Saat itu aku menemukan hal aneh. Tadi ketika mau masuk, aku mau
melepas sandalku di tangga depan pintu. Ada seorang penjaga yang juga
berpakaian adat di luar pintu, dia memintaku untuk meletakkan sandalku di suatu
tempat di sebelah pintu, padahal aku lihat alas kaki orang-orang diletakkan di
tangga. Aku tidak menghiraukannya dan tetap meletakkan sandalku di tangga.
Ketika keluar, aku melihat kedua sandalku sudah tertumpuk di tempat di sebelah
pintu itu tadi. Aku tetap tidak tahu kenapa sandalku harus diletakkan di situ.
Aku dan Pak Pemandu berjalan ke toko, lalu aku membeli sesuatu
dan memberinya sedikit uang. Sebelum berpisah, dia menyarankanku untuk pulang
paling lambat jam 2, karena di atas jam 2 sudah sulit mendapatkan angkot. Kemudian
kamipun berpisah.
Aku berjalan kembali ke makam. Di situ selamatan sedang
berlangsung. Saat selamatan berlangsung, pengunjung tidak bisa maju mendekati makam.

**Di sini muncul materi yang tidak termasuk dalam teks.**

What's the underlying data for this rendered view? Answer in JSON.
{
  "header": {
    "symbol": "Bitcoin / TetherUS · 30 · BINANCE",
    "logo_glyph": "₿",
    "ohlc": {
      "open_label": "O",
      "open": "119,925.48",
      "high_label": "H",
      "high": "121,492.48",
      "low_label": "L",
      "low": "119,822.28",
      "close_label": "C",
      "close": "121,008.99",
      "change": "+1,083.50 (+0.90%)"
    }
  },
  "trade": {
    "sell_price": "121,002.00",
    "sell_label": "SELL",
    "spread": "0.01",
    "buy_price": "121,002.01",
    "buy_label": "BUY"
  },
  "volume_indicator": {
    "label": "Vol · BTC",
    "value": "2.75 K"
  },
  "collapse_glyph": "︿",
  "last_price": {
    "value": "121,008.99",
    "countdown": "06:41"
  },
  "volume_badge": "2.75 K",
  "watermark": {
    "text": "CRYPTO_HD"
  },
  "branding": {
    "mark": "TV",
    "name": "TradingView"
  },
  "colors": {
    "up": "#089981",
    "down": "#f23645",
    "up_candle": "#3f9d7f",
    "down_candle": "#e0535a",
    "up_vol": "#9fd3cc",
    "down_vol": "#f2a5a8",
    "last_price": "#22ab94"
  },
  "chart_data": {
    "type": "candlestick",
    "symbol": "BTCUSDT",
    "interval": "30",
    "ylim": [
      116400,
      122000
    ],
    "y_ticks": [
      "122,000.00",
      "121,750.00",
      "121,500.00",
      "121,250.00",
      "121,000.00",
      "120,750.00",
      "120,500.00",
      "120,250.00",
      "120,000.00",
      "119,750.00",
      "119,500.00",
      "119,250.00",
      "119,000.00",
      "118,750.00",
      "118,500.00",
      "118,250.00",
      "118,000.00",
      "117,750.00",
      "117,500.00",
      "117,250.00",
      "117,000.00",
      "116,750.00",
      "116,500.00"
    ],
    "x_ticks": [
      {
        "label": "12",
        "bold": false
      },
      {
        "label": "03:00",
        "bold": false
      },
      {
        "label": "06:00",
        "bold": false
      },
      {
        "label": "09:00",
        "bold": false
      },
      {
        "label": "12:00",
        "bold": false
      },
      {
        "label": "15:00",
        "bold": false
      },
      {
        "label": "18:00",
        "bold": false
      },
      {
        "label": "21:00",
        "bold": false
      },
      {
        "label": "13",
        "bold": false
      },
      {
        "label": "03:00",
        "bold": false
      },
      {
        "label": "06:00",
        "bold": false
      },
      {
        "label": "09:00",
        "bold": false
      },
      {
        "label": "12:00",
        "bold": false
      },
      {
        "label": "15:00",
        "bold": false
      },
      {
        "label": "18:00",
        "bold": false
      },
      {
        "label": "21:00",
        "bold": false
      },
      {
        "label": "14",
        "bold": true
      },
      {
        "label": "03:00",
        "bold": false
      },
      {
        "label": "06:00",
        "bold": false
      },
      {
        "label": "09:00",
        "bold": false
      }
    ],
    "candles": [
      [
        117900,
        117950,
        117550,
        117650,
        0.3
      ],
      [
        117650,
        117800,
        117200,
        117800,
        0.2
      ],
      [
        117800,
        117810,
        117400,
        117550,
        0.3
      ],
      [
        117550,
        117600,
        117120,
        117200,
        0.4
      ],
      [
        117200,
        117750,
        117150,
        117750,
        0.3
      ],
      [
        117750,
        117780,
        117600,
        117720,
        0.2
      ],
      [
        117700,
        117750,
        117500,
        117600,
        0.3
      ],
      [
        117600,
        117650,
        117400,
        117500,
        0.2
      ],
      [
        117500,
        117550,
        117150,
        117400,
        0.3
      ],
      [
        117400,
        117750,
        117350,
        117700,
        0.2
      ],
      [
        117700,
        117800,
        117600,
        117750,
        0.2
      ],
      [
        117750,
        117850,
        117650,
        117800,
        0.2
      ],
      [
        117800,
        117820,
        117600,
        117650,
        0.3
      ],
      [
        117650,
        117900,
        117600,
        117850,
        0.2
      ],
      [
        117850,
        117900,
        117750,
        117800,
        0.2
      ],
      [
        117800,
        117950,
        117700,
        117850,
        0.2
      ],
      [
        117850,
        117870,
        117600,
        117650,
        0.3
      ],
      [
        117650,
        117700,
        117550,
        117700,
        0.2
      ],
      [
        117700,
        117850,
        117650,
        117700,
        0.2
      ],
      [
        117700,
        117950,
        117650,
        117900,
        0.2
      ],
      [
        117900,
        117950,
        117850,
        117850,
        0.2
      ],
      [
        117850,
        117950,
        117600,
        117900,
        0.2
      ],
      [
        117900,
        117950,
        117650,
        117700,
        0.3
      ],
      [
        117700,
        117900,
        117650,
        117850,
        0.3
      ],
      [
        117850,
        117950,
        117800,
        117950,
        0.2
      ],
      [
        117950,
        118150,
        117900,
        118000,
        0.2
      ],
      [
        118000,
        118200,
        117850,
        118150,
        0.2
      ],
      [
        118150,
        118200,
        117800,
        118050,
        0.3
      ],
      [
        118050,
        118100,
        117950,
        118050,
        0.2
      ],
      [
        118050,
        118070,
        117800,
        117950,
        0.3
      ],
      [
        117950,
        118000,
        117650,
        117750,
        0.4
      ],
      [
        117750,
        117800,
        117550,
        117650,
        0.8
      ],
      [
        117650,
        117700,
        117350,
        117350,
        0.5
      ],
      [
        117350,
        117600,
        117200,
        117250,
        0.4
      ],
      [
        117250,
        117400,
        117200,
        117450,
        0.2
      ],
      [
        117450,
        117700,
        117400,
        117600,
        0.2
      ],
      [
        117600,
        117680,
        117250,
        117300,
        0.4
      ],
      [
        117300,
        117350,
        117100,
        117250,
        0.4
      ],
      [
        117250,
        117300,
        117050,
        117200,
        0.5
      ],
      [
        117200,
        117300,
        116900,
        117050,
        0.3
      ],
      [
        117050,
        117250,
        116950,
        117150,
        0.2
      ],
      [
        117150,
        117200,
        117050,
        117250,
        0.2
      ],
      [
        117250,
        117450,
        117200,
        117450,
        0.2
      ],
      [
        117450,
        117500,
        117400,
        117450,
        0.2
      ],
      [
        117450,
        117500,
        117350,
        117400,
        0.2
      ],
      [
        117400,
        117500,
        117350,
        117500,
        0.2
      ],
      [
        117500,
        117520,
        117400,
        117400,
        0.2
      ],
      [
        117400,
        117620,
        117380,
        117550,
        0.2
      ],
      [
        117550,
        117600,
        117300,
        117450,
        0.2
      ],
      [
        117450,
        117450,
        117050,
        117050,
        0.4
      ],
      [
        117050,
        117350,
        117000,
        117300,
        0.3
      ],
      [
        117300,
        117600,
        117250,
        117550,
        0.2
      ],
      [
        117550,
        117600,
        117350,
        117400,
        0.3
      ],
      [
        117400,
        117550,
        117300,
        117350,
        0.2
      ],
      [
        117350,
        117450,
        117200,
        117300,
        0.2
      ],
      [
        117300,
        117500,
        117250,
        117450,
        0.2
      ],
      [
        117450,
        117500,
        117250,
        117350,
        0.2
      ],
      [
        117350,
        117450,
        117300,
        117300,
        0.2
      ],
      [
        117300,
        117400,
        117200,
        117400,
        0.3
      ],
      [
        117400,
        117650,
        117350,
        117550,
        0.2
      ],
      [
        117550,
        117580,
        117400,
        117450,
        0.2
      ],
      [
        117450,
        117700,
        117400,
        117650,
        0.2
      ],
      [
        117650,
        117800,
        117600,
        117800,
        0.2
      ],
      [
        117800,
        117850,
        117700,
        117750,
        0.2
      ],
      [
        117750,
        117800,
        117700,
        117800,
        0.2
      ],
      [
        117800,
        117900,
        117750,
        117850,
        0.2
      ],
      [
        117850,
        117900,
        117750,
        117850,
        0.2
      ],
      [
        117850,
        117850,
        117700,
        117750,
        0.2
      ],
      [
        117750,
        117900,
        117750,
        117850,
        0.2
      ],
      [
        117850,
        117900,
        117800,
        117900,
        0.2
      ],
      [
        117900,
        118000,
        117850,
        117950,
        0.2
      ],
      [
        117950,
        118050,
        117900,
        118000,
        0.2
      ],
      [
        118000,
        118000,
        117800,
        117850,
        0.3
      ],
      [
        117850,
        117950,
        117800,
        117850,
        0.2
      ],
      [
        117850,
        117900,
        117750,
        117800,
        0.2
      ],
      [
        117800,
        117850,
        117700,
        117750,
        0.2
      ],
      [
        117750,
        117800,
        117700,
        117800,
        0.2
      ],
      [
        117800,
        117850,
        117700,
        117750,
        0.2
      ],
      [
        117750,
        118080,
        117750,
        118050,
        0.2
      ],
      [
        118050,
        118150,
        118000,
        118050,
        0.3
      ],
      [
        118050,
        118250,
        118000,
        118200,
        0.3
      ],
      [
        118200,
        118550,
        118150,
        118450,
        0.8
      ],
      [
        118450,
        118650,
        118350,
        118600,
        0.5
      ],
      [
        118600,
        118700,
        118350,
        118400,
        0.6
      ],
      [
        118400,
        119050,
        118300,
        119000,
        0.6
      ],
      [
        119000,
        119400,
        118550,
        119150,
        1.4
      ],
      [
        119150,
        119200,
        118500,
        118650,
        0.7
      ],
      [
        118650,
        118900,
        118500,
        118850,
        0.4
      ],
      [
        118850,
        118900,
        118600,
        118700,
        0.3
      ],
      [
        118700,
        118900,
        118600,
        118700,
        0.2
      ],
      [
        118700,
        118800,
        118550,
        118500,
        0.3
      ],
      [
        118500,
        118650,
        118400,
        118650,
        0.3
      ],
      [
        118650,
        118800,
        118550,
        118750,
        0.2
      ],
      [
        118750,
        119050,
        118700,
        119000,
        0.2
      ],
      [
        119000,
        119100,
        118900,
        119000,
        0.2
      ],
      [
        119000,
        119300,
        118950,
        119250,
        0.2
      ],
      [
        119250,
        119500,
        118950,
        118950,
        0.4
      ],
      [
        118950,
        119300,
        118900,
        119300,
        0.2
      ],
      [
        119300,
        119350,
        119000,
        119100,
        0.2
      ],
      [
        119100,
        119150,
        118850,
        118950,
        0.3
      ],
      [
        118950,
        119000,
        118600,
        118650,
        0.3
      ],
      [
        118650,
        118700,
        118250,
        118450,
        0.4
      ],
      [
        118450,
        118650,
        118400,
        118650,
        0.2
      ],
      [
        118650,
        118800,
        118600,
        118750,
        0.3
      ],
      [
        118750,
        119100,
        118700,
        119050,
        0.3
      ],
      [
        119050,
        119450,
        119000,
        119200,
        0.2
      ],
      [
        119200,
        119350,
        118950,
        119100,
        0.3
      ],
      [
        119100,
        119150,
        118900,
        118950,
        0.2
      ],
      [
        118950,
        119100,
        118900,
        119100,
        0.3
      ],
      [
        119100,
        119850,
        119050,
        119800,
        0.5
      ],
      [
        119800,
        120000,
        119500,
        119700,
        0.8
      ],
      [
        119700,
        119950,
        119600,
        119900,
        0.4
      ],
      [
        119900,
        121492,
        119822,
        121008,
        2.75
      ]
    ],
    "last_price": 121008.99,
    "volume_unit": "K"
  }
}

Aku duduk di tempat yang sama dan mengamati acara selamatan itu. Ada empat
keluarga yang mengikuti selamatan. Di depan mereka masing-masing ada besek yang
berisi makanan. Juru kunci mengucapkan doa dengan suara keras untuk orang-orang
itu. Tampaknya semua peserta sudah memberikan daftar pokok doa sebelum acara
berlangsung. Satu pokok doa yang selalu kuingat adalah untuk seorang anak yang
akan kuliah di Kanada. Dari doa yang juru kunci ucapkan, aku menyimpulkan bahwa mereka menggunakan Eyang Djoego dan Eyang Soedjo sebagai pengantara antara mereka dengan Tuhan. Selain mengamati selamatan, aku juga mengamati
arsitektur di dalam bangunan. Aku mengamati langit-langit, pilar-pilar berukir,
dan lain-lain.
Untuk mengikuti selamatan, kita perlu mendaftar di loket dan
membayar. Di atas loket ada daftar harga. Harga selamatan tergantung pada makanan
yang mau kita beli. Seingatku, harga untuk “ayam biasa” adalah Rp 80.000. Anda
bisa mendapatkan info lengkap tentang jenis-jenis perlengkapan selamatan
beserta harganya di sumber-sumber lain di internet.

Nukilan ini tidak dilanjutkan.